Essa concepção judaico-cristã de moral ou ‘verdades implícitas’, com um Deus repressor, para mim é completamente errônea, mas as pessoas adoram se sentir aprisionadas a ignorância. São pessoas que adoram posar belos nas fotos das colunas e falar mal de todos por trás. Estas pessoas, em geral, são sexistas, etnocêntricas e homofóbicas. Entenda homofobia não somente como violência, mas um conjunto de sentimentos (aversão, raiva, ódio, desprezo, medo, desconfiança, olhar torto, desconforto, ódio, bullying etc) tão fáceis de identificar em muitos gestos e comentários por aí.
Até entendo que alguns não saibam lidar com a diferença, com a mudança da sociedade... mas a sua inabilidade em não saber lidar com isso, não vai parar a mudança na sociedade. Os direitos e deveres evoluem, esta aí o Supremo para dizer isso a todos os brasileiros e a construção de um mundo melhor, com gentileza que gera gentileza, passa fundalmentalmente pela recusa a intolerância porque por trás dessa dita moral existe uma relação de poder.
Ano passado, dei um beijo maravilhoso, longo, demorado, caliente na festa de aniversário de Cida e foi um beijo gay e ninguém influenciado por uma dita moral absolutista veio dizer "Ei, você está constrangindo fulano... Ei, aqui isso não pode!". Cida e Riccard8 sabem respeitar a diversidade, o amor, a verdade que cada um escreve do seu jeito, da sua forma, numa constante evolução e amadurecimento. A pessoa quem eu beijei é alguém que admiro muito, que gosto bastante, mas não era meu namorado, infelizmente. Beijei porque queria beijar e queríamos há muito nos beijarmos... há muito tempo, diferente até do casal da festa, há muitos anos juntos, numa relação estável. Não houve momento errado. Não houve lugar errado. Houve o amor aflorando naquele momento eu por ele e ele por mim e o mesmo aconteceu entre o casal da festa.
Essa humanidade e amor ao próximo de Cida e Riccard8 San Martini são inigualáveis e destoa totalmente dessa 'alta sociedade natalense' hipócrita, machista e preconceituosa composta por alguns que são domesticados a acreditar em consumismo, mídia e 'status' que somente os preenche de vazios substanciais na vida. Vazios tão intensos que os impedem de pensar com amor no coração e então, elas passam a querer impor regras e negações a todos porque não conseguem aceitar que muitos vivem bem seus caminhos diferenciados, com sua liberdade, com a descoberta de encontrar novas possibilidades para a vida livre de grilhões tão antigos quanto estes.

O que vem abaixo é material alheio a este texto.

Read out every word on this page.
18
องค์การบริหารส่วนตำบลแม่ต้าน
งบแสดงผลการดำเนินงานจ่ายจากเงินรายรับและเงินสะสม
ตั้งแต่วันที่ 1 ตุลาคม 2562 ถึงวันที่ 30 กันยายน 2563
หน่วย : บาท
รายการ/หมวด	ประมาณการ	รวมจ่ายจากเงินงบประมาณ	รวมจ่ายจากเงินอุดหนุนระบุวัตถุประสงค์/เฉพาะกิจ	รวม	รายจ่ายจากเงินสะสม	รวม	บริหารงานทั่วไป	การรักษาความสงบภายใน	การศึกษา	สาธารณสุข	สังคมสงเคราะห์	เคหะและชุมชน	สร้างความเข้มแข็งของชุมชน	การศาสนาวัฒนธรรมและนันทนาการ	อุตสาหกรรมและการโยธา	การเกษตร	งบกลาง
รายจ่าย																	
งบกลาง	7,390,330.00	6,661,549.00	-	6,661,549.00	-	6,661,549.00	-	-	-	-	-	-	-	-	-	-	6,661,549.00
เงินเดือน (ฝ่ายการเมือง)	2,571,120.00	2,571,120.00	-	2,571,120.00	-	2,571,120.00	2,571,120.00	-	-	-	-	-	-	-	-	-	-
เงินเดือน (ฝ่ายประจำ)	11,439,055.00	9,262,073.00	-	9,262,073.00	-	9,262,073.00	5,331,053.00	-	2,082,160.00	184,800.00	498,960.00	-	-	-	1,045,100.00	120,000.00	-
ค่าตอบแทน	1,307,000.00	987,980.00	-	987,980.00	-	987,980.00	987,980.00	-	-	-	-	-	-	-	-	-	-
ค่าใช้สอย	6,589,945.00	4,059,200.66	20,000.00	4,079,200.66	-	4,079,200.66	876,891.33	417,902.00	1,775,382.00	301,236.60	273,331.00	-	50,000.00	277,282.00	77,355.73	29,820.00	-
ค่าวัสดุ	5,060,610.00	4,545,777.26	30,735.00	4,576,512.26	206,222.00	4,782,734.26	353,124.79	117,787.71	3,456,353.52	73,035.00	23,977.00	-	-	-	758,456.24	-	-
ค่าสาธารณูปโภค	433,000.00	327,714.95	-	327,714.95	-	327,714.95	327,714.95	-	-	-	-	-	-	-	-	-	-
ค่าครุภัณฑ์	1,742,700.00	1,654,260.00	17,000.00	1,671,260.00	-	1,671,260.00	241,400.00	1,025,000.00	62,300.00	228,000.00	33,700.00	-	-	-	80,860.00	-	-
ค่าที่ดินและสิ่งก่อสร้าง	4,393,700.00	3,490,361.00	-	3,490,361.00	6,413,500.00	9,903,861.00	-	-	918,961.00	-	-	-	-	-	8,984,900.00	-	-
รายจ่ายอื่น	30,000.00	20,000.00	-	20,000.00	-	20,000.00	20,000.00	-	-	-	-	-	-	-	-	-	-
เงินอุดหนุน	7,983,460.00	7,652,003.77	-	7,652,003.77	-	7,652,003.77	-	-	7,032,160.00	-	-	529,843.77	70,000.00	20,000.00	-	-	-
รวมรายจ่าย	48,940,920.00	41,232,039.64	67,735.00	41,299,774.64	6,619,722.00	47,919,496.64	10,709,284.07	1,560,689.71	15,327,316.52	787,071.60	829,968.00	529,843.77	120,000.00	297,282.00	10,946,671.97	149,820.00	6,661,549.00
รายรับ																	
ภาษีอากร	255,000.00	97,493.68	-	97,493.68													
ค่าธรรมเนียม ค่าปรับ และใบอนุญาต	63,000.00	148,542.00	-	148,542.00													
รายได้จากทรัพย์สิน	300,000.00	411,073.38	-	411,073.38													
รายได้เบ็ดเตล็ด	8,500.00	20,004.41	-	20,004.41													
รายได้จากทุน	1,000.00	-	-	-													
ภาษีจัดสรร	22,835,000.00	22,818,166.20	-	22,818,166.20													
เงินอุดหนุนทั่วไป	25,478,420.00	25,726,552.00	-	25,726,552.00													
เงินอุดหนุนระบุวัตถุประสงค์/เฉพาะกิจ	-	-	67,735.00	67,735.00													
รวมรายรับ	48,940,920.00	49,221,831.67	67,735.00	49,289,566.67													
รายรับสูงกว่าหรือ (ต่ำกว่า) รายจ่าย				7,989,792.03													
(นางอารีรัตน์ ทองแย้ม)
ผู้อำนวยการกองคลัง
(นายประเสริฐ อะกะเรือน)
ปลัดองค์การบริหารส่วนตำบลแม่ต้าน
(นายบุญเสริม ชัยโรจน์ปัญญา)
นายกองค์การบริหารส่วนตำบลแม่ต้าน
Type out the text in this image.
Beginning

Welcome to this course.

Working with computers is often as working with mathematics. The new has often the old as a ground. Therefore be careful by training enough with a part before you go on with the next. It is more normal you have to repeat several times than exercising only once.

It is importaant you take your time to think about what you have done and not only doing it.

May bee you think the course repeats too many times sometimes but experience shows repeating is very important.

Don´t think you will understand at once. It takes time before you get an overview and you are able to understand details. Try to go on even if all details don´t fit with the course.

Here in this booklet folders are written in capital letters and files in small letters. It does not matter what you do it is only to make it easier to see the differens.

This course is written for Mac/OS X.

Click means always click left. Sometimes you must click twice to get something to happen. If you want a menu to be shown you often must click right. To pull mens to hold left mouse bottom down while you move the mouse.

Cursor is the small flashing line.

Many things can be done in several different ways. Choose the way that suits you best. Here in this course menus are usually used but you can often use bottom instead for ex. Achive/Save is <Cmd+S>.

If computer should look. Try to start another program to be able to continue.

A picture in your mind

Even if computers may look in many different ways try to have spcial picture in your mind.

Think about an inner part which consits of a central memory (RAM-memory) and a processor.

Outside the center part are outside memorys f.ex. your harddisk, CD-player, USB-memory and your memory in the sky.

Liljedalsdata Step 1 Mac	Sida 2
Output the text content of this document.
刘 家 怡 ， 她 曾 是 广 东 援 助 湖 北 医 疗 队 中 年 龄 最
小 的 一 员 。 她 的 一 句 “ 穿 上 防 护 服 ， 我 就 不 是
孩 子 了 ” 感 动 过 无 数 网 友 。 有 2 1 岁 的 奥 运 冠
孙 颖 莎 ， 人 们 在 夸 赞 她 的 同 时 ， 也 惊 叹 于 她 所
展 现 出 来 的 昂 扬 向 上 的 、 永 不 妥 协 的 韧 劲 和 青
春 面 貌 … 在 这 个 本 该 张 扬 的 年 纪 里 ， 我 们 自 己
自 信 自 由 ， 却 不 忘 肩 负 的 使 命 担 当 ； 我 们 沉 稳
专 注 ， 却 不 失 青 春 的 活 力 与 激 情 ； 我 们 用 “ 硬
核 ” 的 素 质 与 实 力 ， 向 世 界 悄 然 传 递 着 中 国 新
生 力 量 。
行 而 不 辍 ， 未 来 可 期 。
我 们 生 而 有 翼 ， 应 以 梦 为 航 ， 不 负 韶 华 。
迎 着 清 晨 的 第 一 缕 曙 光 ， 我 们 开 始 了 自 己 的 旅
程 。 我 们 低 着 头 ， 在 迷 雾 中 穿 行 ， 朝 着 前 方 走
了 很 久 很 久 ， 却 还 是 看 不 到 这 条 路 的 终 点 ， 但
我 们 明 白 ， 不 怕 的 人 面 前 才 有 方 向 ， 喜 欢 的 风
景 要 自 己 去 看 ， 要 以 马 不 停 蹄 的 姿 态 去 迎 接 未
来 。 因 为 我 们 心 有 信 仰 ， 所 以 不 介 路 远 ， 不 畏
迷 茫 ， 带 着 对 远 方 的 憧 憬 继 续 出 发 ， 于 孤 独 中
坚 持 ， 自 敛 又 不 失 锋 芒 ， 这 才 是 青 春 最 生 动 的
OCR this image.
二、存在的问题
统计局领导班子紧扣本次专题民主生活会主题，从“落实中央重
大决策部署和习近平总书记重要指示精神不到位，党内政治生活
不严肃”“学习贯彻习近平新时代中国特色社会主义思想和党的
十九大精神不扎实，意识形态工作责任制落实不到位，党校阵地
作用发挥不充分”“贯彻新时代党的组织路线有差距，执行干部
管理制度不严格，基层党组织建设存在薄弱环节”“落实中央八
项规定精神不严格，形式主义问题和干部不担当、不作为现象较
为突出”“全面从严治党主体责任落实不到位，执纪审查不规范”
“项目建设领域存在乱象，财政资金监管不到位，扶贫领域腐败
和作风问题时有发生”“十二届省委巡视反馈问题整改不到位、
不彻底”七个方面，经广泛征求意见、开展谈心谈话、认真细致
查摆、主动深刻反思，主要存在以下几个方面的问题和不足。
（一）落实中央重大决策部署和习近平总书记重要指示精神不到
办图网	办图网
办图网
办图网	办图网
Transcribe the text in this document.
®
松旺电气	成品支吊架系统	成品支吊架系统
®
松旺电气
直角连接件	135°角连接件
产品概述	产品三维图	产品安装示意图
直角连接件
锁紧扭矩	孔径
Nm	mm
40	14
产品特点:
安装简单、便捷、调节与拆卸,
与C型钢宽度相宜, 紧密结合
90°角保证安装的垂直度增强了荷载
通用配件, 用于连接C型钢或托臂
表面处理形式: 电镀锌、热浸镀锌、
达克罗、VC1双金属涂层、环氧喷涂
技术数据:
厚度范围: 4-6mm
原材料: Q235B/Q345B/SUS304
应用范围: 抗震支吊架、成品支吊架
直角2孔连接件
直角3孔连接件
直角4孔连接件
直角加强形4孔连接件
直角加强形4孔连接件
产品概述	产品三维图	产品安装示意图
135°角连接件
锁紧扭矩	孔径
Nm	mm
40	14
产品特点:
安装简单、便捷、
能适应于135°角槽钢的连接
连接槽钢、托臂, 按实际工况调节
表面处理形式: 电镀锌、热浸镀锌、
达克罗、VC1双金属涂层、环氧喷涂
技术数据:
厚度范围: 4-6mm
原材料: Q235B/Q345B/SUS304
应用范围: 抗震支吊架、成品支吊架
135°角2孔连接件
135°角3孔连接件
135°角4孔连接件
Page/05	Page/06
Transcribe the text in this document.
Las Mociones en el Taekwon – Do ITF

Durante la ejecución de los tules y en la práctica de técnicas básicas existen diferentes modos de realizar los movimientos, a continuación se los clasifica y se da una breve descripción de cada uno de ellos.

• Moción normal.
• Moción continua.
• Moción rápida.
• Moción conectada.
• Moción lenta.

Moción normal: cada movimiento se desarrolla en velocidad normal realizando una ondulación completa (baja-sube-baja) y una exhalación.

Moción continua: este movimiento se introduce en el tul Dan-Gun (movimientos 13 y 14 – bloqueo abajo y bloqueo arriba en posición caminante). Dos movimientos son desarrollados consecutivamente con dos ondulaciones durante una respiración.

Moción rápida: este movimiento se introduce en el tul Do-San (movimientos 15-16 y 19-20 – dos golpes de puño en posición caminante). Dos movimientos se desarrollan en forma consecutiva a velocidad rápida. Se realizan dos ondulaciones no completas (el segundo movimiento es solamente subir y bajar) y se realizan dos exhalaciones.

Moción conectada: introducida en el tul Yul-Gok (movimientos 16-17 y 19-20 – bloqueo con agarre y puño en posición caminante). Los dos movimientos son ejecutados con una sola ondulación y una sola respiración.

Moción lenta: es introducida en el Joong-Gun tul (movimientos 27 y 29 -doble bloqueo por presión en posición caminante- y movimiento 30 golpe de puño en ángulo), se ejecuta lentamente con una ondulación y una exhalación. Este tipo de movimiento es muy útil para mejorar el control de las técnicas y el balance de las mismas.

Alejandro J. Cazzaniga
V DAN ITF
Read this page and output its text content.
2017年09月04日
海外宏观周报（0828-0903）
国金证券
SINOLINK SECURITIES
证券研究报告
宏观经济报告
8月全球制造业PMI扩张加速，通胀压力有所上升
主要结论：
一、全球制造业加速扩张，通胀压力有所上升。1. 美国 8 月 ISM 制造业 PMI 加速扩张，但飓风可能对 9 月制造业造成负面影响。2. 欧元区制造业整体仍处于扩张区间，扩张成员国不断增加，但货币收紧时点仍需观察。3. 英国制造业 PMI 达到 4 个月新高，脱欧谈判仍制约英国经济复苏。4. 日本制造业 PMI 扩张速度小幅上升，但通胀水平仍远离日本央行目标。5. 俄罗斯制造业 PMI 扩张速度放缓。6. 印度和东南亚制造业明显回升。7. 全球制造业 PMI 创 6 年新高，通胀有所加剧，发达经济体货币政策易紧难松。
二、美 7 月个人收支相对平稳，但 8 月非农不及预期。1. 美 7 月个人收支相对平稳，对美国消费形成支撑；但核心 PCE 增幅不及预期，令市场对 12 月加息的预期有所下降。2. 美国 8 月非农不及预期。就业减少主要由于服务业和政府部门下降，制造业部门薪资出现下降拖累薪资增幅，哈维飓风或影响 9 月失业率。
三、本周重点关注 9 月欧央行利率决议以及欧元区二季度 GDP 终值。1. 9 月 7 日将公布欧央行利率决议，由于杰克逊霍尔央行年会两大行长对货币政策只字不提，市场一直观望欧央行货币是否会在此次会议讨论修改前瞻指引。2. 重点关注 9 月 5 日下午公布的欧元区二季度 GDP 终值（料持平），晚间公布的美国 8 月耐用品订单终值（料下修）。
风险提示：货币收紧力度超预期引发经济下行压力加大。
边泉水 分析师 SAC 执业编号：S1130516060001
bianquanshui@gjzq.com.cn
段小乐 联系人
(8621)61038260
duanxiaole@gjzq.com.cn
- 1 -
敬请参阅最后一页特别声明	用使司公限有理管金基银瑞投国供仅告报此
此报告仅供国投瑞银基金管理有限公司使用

Um dos erros primordiais de tudo isso foi querer impor uma verdade e uma única visão a dois convidados. Não, meus queridos, não eram apenas dois convidados, foram milhões de convidados representados naqueles dois homens que se beijavam e todos nós já estamos cansados dessa opressão e desse discurso fundamentalista que eles estavam exagerando...
É por causa dessa mesma opressão que mulheres de todo o mundo têm ido às ruas para defender que não importa a forma como elas se vestem. Elas têm que ser respeitadas da mesma maneira. Não é porque estão vestidas da forma que querem que elas 'estavam pedindo' para serem violentadas. É essa mesma opressão que faz com que milhões de gays reunam-se nas paradas para fazer valer sua identidade, seus direitos e sua presença no mundo. É por essa mesma opressão que se luta contra a violência em todas as suas formas.
Haverá um dia, que vamos respeitar a diferença sem nos sentirmos ofendidos e entendermos que o amor se manifesta de inúmeras maneiras e que o seu não é melhor que o meu, mas que todos tem direito a expressá-lo da forma que quisermos.